Yeah. Well, that's histotoxic hypoxia. ...

GWB:

Did you just quit?

CM:

Six years ago.

GWB:

Just quit?

CM:

Cold turkey.

GWB:

That's what I did. ...

CM:

... I was heading in the wrong direction.


COUNTDOWN TO TAPING

NEXT OFF CAMERA


GWB: [Unintelligible with reference to Arizona]

CM: I love that state, nothing against you.

GWB: Why?

CM: [Whispering] The best-looking girls in the world.

GWB: Really?

CM: I don't know what it is about the people. I think it [unintelligible]  like 'em and they're all beautiful. ...

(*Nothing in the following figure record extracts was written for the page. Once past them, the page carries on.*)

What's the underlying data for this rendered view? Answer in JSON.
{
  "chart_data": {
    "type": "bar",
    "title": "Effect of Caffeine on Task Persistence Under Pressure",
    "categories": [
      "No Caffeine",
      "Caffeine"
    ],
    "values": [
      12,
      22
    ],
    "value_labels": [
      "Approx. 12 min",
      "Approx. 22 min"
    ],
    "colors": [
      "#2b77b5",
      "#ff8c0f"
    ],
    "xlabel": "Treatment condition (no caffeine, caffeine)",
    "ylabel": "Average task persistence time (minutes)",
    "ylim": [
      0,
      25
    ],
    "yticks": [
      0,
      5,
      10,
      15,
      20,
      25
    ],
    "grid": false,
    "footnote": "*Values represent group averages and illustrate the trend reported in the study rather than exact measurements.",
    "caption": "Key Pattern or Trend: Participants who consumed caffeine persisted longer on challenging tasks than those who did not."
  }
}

[They resume talking about drinking]

GWB:

No, you did the right thing. And I tell you, I feel great about it.-

CM:

... Somebody said, "You don't really quit until you quit."

GWB:

I woke up the next morning, clean and sober.

CM:

Did you?

GWB: You know what helped a lot? I'm a disciplined person. I'm not so sure I  was disciplined as a young man, but I'm disciplined. You watch, you watch  how disciplined I am in the campaign.

CM:

The first debate will be fascinating. If you play defense, it's a little  hard. If you play defense [unintelligible] that'll be the headline. ... "We didn't hear anything from Bush." "He can't move that fast." [Gore] He's  going to get in there and [talk about] a woman's right to choose five times.  Five times, he'll say it.

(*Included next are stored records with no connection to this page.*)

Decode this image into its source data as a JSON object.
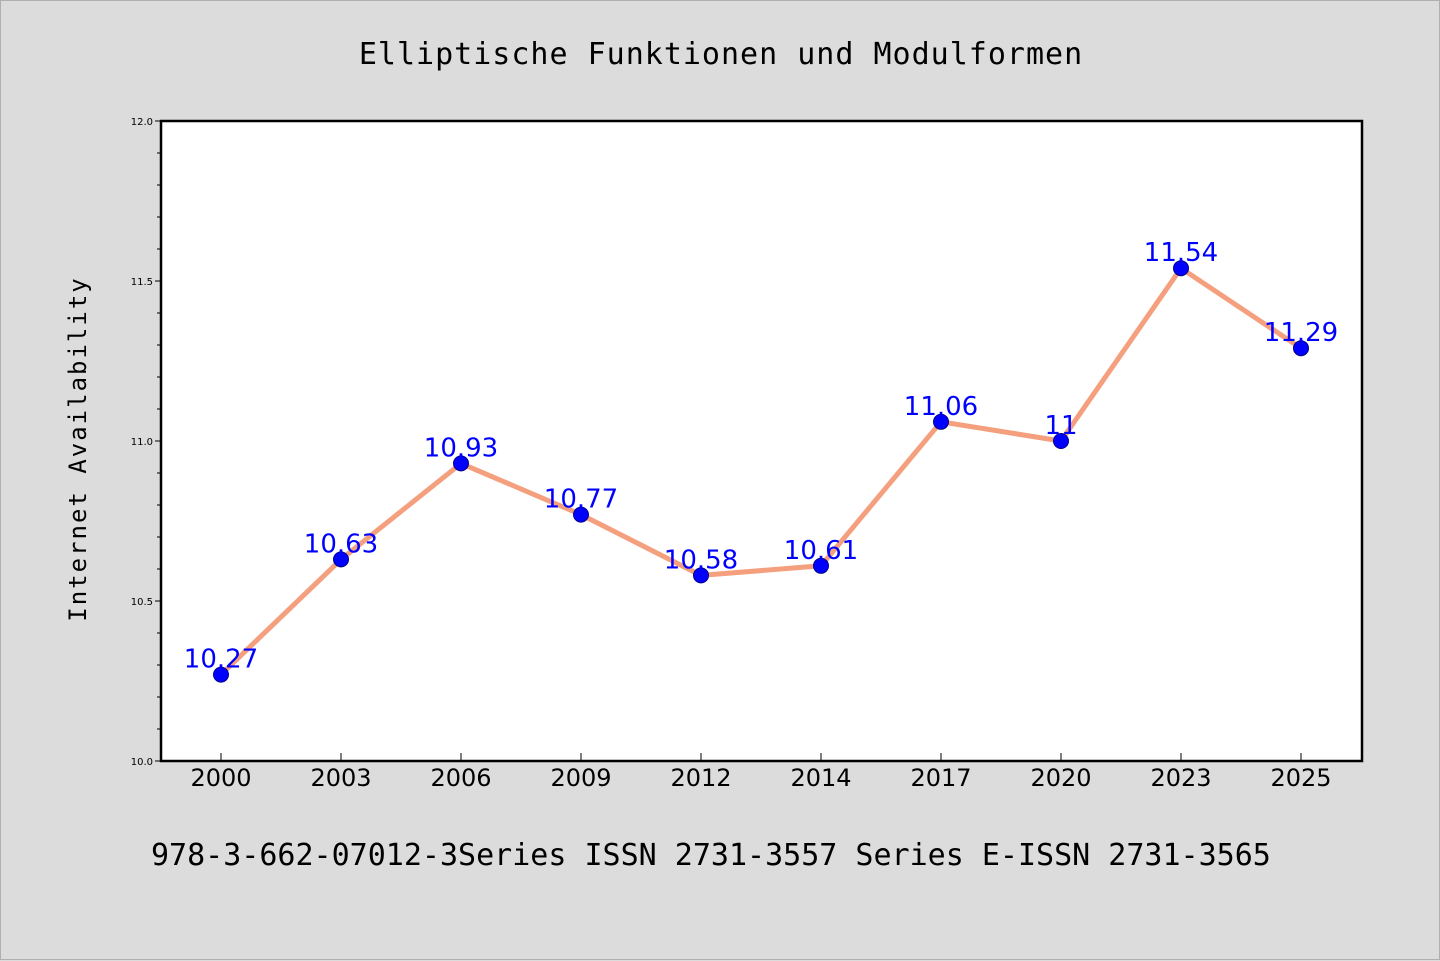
{
  "chart_data": {
    "type": "line",
    "title": "Elliptische Funktionen und Modulformen",
    "ylabel": "Internet Availability",
    "xlabel": "",
    "footer": "978-3-662-07012-3Series ISSN 2731-3557 Series E-ISSN 2731-3565",
    "categories": [
      "2000",
      "2003",
      "2006",
      "2009",
      "2012",
      "2014",
      "2017",
      "2020",
      "2023",
      "2025"
    ],
    "series": [
      {
        "values": [
          10.27,
          10.63,
          10.93,
          10.77,
          10.58,
          10.61,
          11.06,
          11,
          11.54,
          11.29
        ],
        "labels": [
          "10.27",
          "10.63",
          "10.93",
          "10.77",
          "10.58",
          "10.61",
          "11.06",
          "11",
          "11.54",
          "11.29"
        ]
      }
    ],
    "ylim": [
      10.0,
      12.0
    ],
    "yticks": [
      "10.0",
      "10.5",
      "11.0",
      "11.5",
      "12.0"
    ],
    "grid": false,
    "colors": {
      "line": "#f4a07e",
      "marker": "#0000ff",
      "label": "#0000ff",
      "background": "#dcdcdc",
      "plot_background": "#ffffff"
    }
  }
}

[Unintelligible, lowers voice to a whisper]

He's a ferocious competitor, for his level.

Look at the tapes.

GWB:

I have.

CM:

He's not exactly original. But it's not like originality wins you any  prizes.

GWB:

Well, that's the thing. That's not what you're supposed to be. There's more
parallel--  I was reading an article that said this'll be like the '88 campaign. This
is  going to be more like the '60 campaign [in which John F. Kennedy narrowly
defeated the incumbent vice president, Richard M. Nixon and their
televised  debates were crucial to the outcome] ...

CM:

I spent a lot of time studying that debate. Did you read it? [Matthews'
book  about the rivalry between Kennedy and Nixon]

GWB:

Yeah, I have read it. I read a hell of a lot more books than you give me
credit it for.

CM:

O.K. O.K. I'm glad you read it.

GWB:

You know what really irritated me? When you saw me at a school one time, and
I said Churchill's my favorite guy. I turned on a TV show afterwards-maybe  it was this show-Michael Duffy or somebody, who the hell knows. "You know,  Bush is totally scripted to tell Chris Matthews he liked Churchill." [Speaking in voice of talking head he's citing]

CM:

He did that on Paul Begala's show. [Unintelligible]

GWB:

Do you think I'd take time out of my life to research what the hell you  like?

But I agree with you: A great man. He's a great man. You know why he's a  great man? He made people laugh.